En offrant aux membres de la communauté chrétienne une formation basée sur l’Évangile, on répond à leur besoin de croissance et d’approfondissement spirituel; en les impliquant dans la mission, on répond à leur besoin d’accomplissement, par des célébrations liturgiques axées sur la louange, on répond à leur besoin de joie. Il y aurait d’autres exemples d’activités propres à l’Église pouvant rejoindre les besoins humains, mais ce qui est important de voir ici c’est que pour offrir un salut intégral, les activités ecclésiales devraient êtres conçues à partir des besoins et des aspirations de la personne.
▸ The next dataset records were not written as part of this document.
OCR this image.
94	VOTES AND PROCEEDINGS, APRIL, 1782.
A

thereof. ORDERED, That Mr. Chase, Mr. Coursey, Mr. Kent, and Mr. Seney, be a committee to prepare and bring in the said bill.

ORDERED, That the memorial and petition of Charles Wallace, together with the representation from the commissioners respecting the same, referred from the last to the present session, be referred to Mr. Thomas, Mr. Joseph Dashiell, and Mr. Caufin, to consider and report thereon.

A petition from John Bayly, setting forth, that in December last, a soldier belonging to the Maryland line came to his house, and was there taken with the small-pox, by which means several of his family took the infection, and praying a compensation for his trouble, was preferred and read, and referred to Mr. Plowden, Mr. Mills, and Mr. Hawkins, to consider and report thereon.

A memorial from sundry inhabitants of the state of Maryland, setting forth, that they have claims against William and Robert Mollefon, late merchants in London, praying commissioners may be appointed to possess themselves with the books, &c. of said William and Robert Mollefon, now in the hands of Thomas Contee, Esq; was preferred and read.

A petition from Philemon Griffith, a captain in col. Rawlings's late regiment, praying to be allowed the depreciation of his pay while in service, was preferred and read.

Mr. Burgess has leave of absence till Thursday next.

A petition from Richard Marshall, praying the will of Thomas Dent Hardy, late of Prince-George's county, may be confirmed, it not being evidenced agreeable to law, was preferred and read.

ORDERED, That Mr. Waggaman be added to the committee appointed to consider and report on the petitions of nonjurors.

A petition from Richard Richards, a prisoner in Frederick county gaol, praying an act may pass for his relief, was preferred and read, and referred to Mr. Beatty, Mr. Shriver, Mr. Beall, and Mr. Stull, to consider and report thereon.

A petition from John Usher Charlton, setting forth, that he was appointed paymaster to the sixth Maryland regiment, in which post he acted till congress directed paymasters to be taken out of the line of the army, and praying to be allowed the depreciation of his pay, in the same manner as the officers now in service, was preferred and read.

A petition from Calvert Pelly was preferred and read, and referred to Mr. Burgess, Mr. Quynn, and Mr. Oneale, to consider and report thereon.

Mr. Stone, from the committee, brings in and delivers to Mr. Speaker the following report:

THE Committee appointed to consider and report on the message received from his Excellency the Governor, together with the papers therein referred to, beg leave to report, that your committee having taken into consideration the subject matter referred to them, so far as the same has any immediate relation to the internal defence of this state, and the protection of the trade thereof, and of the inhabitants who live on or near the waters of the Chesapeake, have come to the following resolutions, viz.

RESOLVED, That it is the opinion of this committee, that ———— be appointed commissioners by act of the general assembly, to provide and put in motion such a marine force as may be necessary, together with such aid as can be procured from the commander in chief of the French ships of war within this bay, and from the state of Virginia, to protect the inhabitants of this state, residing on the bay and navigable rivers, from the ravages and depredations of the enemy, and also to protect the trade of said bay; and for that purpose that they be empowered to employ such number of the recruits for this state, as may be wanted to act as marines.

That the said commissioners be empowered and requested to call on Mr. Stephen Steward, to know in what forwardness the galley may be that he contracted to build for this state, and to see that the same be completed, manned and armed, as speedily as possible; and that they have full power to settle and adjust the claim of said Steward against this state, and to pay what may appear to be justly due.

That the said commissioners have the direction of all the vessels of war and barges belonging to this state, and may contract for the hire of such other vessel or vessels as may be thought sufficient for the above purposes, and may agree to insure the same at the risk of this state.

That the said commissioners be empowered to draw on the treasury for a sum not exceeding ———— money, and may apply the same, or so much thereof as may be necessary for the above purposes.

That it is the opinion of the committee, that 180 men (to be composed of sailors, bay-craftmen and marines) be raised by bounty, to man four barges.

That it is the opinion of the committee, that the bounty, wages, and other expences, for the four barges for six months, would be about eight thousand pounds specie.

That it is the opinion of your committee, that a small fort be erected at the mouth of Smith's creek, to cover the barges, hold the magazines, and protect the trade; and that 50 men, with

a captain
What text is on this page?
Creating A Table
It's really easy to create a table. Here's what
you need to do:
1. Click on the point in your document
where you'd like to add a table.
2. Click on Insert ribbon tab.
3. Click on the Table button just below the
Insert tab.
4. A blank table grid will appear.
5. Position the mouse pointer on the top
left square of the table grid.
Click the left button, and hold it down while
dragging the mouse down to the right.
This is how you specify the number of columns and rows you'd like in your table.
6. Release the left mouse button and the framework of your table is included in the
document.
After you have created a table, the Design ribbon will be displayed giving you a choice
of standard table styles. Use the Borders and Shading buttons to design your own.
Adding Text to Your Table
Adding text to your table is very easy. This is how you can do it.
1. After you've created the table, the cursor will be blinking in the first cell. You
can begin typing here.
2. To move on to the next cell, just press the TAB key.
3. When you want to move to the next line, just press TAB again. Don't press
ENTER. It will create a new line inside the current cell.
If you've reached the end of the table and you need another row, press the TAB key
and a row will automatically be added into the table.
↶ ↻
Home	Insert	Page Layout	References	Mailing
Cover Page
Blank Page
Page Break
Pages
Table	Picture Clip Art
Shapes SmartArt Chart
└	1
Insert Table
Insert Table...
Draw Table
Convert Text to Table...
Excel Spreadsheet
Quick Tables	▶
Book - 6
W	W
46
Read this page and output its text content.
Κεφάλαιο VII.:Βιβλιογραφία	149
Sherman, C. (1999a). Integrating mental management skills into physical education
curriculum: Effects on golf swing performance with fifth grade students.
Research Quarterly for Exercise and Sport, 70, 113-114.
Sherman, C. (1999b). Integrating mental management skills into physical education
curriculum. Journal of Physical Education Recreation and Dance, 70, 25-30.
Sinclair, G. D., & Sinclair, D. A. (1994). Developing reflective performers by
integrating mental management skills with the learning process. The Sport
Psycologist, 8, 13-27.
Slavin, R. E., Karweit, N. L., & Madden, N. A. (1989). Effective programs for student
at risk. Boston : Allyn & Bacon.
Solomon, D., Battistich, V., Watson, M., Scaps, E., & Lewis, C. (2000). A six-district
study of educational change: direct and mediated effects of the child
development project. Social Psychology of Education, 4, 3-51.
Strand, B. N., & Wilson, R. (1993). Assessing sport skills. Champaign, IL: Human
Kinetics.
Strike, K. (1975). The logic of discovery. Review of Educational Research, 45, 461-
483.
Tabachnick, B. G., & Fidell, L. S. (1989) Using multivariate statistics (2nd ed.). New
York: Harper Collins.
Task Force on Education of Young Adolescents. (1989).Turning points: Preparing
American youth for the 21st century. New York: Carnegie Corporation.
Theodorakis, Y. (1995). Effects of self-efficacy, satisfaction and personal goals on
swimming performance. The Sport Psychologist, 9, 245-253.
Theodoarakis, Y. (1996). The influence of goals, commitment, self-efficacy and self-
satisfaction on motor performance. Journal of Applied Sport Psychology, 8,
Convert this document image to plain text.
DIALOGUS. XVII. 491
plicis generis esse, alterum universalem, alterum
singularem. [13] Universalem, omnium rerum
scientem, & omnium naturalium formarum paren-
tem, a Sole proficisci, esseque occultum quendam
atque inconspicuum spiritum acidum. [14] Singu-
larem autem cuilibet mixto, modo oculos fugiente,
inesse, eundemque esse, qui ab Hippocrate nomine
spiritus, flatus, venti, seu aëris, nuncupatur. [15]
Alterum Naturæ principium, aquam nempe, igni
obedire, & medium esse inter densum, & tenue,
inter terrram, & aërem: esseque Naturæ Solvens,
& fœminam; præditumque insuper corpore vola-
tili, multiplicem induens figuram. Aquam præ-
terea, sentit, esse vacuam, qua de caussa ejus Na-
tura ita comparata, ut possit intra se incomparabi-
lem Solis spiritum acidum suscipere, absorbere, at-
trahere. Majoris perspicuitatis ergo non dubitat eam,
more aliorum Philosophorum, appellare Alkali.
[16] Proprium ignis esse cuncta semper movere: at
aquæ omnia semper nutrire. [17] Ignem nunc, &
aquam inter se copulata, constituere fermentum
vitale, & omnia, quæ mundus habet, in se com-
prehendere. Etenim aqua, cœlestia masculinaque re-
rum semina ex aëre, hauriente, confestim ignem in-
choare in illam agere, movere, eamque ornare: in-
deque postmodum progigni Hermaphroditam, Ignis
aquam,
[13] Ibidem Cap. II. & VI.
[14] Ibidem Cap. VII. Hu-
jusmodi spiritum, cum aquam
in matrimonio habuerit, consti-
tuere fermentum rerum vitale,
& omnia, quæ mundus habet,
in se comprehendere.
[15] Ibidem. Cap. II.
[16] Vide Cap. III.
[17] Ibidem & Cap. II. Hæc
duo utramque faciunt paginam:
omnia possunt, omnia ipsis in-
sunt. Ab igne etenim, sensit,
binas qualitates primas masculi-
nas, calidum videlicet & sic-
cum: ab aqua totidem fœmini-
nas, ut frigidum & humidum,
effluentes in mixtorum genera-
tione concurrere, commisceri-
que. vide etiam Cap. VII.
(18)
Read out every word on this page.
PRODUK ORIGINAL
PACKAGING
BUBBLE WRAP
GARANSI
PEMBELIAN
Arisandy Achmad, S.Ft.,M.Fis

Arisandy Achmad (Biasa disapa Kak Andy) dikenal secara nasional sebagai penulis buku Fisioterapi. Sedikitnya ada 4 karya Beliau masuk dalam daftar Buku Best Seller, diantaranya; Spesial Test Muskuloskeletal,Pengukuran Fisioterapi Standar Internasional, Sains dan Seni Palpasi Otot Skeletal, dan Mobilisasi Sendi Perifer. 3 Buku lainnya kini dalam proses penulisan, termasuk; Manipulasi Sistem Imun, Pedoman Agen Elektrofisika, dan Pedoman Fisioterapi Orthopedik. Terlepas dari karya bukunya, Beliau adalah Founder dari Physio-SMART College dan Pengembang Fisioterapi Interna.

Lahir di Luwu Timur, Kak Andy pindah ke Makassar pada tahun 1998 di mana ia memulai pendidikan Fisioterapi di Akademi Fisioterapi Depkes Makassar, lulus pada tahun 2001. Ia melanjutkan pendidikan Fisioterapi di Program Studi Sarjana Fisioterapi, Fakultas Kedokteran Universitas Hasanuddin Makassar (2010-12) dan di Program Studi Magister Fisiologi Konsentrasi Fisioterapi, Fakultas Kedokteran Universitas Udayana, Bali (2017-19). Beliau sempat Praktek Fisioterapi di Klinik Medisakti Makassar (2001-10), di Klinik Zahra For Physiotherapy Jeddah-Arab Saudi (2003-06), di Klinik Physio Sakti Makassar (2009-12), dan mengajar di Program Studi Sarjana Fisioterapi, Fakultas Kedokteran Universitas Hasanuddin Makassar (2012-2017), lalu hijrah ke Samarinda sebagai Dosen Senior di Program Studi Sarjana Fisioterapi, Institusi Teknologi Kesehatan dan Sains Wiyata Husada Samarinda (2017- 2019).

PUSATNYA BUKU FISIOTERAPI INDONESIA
Nous y reviendrons plus loin…



NOTES


[12] L’expression intégration humano-chrétienne fait partie du titre d’une thèse de doctorat écrite par Amanda Brideau. qui défend l’idée d’un message de salut chrétien s’insérant dans les dynamiques de croissance humaine : La vie de parachèvement apportée par la participation à la vie même de Jésus-Christ inclut les réalités humaines tout en leur donnant une finalité d’un bonheur inimaginable (p.326).

[13] Francine Bélair est membre du corps professoral de l’Institutte for Control Theory, Reality Therapy and Quality Management de LosAngeles.

[14] F. Bélair, Pour le meilleur… jamais la pire : prendre son devenir en main, Montréal, les éditions de la Chenelière inc.,1996, p.15.

[15] Cf. ibid., p.15.

[16] Ibid., p.17.

[17] Cf. ibid., p.16.

[18] Ibid., p.19.

[19] La pyramide des besoins de Maslow est un classique pour décrire les besoins humains : besoins physiologiques, de sécurité, d’appartenance, d’estime de soi, de réalisation de soi (actualisation et transcendance) : A .H. MASLOW, « A theory of Human Motivation », Psychological Review, vol.50 (1943), pp. 370-396 et A.H. MASLOW, Motivation and Personality, New-York, Harper & Row Publishers, Incorporated, 1954.

[20] Ibid., p.19.

[21] Cf. ibid., p.19.

[22] Ibid., p.24

[23] Ibid., pp.24-25.

[24] Il y par exemple Henri Piéron (1935), Henry A . Murray (1938), Raymond B. Catell (1957), J.P. Guilford (1975), sans parler d’Abraham H. Maslow (1943).

[25] F. Bélair, op. cit., p.29

[26] Jn 15:13 : Nul n'a plus grand amour que celui-ci : donner sa vie pour ses amis.